One has nothing to do with the other.
Late to the topic but only to add that racehorses can die very public deaths and that makes all the difference.
For sure horses in different disciplines are started at 2/3 and framing impacts their necks , backs, hocks and lower front legs from concussion. The difference is that they gradually disappear when maladies at a young age quietly remove them from competition.
All imo and not tryin to argue that tracks need to do something in these situations
Just always have been annoyed at people who show and some rescues who promote any current HSUS type bandwagon and splash pictures of wrecks forwarded in what seems a very agenda type fashion.
Rescues should try presenting pics of failed rescues orgs that starved animals and realize that reality when promoting themselves (it happens enough to be addressed) and similar with showing. Shows can over do the meds, pain killers, tranq type, muscle relaxants, ulcer guards, and tendon treatments (along with what causes those needs in the first place.)
That’s a very concrete statement. Can you describe the other factors you believe are contributing?
Racing is the only discipline regulated by states and the only industry to do such comprehensive tracking of horses, results and statistics, as well as drug testing. No other discipline is as closely regulated or scrutinized. Who knows what goes on behind closed, and not so closed, doors in barns of other disciplines. The difference is that the other disciplines do not track, monitor and document as well as racing.
The reason the states get so involved is to protect the betting public from fraud and keep them coming to the tracks and off track betting parlors., not for altruistic reasons. It’s a very lucrative industry for those folks and they don’t want it tarnished to the point it reduces the take.
nevertheless, US racing is still not favorably comparing to international standards for medicating. This is not helping them in the PR game, which they are not exactly winning. So it doesn’t really matter what sport X is doing from a public perception department, being the best of the worst still isn’t #winning in a PR race.

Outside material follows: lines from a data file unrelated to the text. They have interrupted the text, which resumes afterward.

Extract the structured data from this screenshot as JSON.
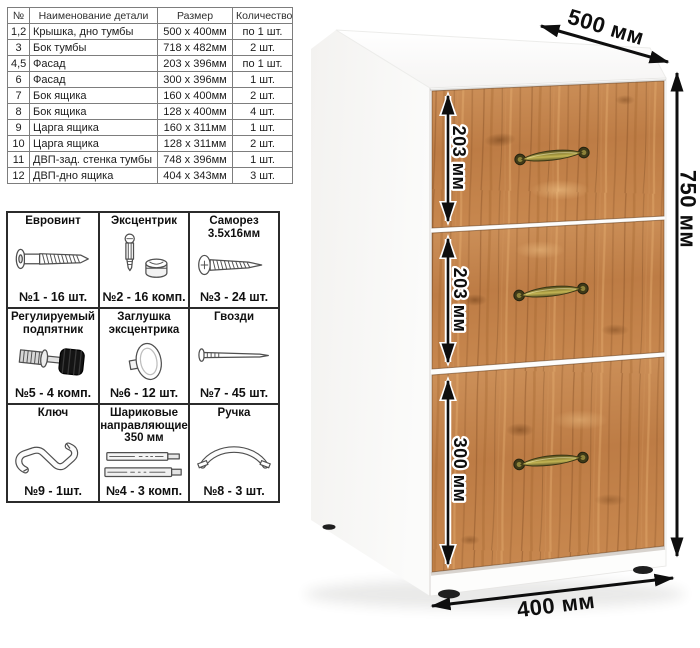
{
  "parts_table": {
    "headers": [
      "№",
      "Наименование детали",
      "Размер",
      "Количество"
    ],
    "rows": [
      [
        "1,2",
        "Крышка, дно тумбы",
        "500 x 400мм",
        "по 1 шт."
      ],
      [
        "3",
        "Бок тумбы",
        "718 x 482мм",
        "2 шт."
      ],
      [
        "4,5",
        "Фасад",
        "203 x 396мм",
        "по 1 шт."
      ],
      [
        "6",
        "Фасад",
        "300 x 396мм",
        "1 шт."
      ],
      [
        "7",
        "Бок ящика",
        "160 x 400мм",
        "2 шт."
      ],
      [
        "8",
        "Бок ящика",
        "128 x 400мм",
        "4 шт."
      ],
      [
        "9",
        "Царга ящика",
        "160 x 311мм",
        "1 шт."
      ],
      [
        "10",
        "Царга ящика",
        "128 x 311мм",
        "2 шт."
      ],
      [
        "11",
        "ДВП-зад. стенка тумбы",
        "748 x 396мм",
        "1 шт."
      ],
      [
        "12",
        "ДВП-дно ящика",
        "404 x 343мм",
        "3 шт."
      ]
    ]
  },
  "hardware": {
    "items": [
      {
        "title": "Евровинт",
        "count": "№1 - 16 шт.",
        "icon": "euro-screw-icon"
      },
      {
        "title": "Эксцентрик",
        "count": "№2 - 16 комп.",
        "icon": "cam-lock-icon"
      },
      {
        "title": "Саморез 3.5х16мм",
        "count": "№3 - 24 шт.",
        "icon": "self-tapping-screw-icon"
      },
      {
        "title": "Регулируемый подпятник",
        "count": "№5 - 4 комп.",
        "icon": "adjustable-foot-icon"
      },
      {
        "title": "Заглушка эксцентрика",
        "count": "№6 - 12 шт.",
        "icon": "cam-cover-icon"
      },
      {
        "title": "Гвозди",
        "count": "№7 - 45 шт.",
        "icon": "nails-icon"
      },
      {
        "title": "Ключ",
        "count": "№9 - 1шт.",
        "icon": "hex-key-icon"
      },
      {
        "title": "Шариковые направляющие 350 мм",
        "count": "№4 - 3 комп.",
        "icon": "ball-bearing-slides-icon"
      },
      {
        "title": "Ручка",
        "count": "№8 - 3 шт.",
        "icon": "drawer-handle-icon"
      }
    ]
  },
  "cabinet": {
    "dimensions": {
      "depth": "500 мм",
      "height": "750 мм",
      "width": "400 мм",
      "drawer1": "203 мм",
      "drawer2": "203 мм",
      "drawer3": "300 мм"
    },
    "colors": {
      "wood": "#c2834e",
      "handle_brass": "#8a7f33",
      "arrow": "#0e0e0e",
      "body_white": "#fbfbfa"
    }
  }
}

Honestly, racing has a great story to tell and so many of the posts on this thread tell it. But having humpty bjillion different racing jurisdiction rules, hit or miss transparency rules and such a profoundly different set of medication rules from the rest of the world? It was never very defensible and now that a spotlight is on it, that is becoming obvious to even the most casual fan.
Regardless of why it exists, it still is regulated in a manner that most disciplines & showing avoid, and I don’t believe selling, buying, leasing has much anything to do with altruism.

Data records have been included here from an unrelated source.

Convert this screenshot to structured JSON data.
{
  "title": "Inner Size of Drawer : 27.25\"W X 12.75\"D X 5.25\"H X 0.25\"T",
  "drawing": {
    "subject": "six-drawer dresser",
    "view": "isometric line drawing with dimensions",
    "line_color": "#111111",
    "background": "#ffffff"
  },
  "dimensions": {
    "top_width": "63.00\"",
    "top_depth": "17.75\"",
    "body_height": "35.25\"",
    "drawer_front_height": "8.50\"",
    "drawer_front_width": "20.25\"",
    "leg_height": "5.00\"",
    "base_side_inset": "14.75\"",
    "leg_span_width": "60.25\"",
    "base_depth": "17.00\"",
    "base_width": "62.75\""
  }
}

FWIW, often the story that hits the public first and gets “locked in” is right even when it isn’t. Contracting something, even if the contradiction can be proven with fact over hyperbole, that first impact is hard to change.
Yes, there is no such thing as an altruistic politician!
The only difference is Lasix. Everything else is the same. And you do know that the rest of the world uses Lasix for training, just not racing, right?
Of course I do, however you do know that which goes on behind closed doors is (not yet) part of the public perception problem, right?
And there’s the issue of track surfaces which vary greatly and may not have standardized maintenance protocols. But maybe that thought belongs in a different thread.
Maybe to the public it doesn’t but it does. Much of the rest of the world races primarily on turf… we don’t. When there is not turf, it’s often as not synthetic. Yes, some to race over dirt. Yes, some have tracks with both but a bit dicey, IMO, to compare injury/mortality rates without taking surface into consideration. Even comparing our turf with turf across the pond isn’t the same.
Which needs to be addressed by US racing, as that is one of the most important factors in horse safety.
Where’sMyWhite and Palm Beach, thanks for your comments. I have been hearing for a bit from some very knowledgeable and thoughtful friends (who don’t post here and thus will be nameless) that track maintenance is a huge problem and has contributed significantly to breakdowns. It ain’t Lasix, is their message. Neither is it starting horses (correctly) at 2. But that’s pretty much where the many knowledgeable and thoughtful people on this BB are too.
I agree that lasix isn’t a significant factor, but not aligning with international standards is a stupid hill to die on.
Never said or inferred other disciplines were altruistic. Just the only reason race horses get some protection is to protect the vast millions legally bet on it.
What’s the same about international racing: the use of lasix for training, the use of some therapeutic medications for training, the age of horses beginning their racing careers.
What’s different about international racing: just about everything else.
Of course it varies country to country. But the affluent countries with well-developed racing programs? Their husbandry and conditioning practices vary considerably from our own. For example, we are one of the few developed countries where horses live on-site where they primarily race, which changes training and care practices significantly.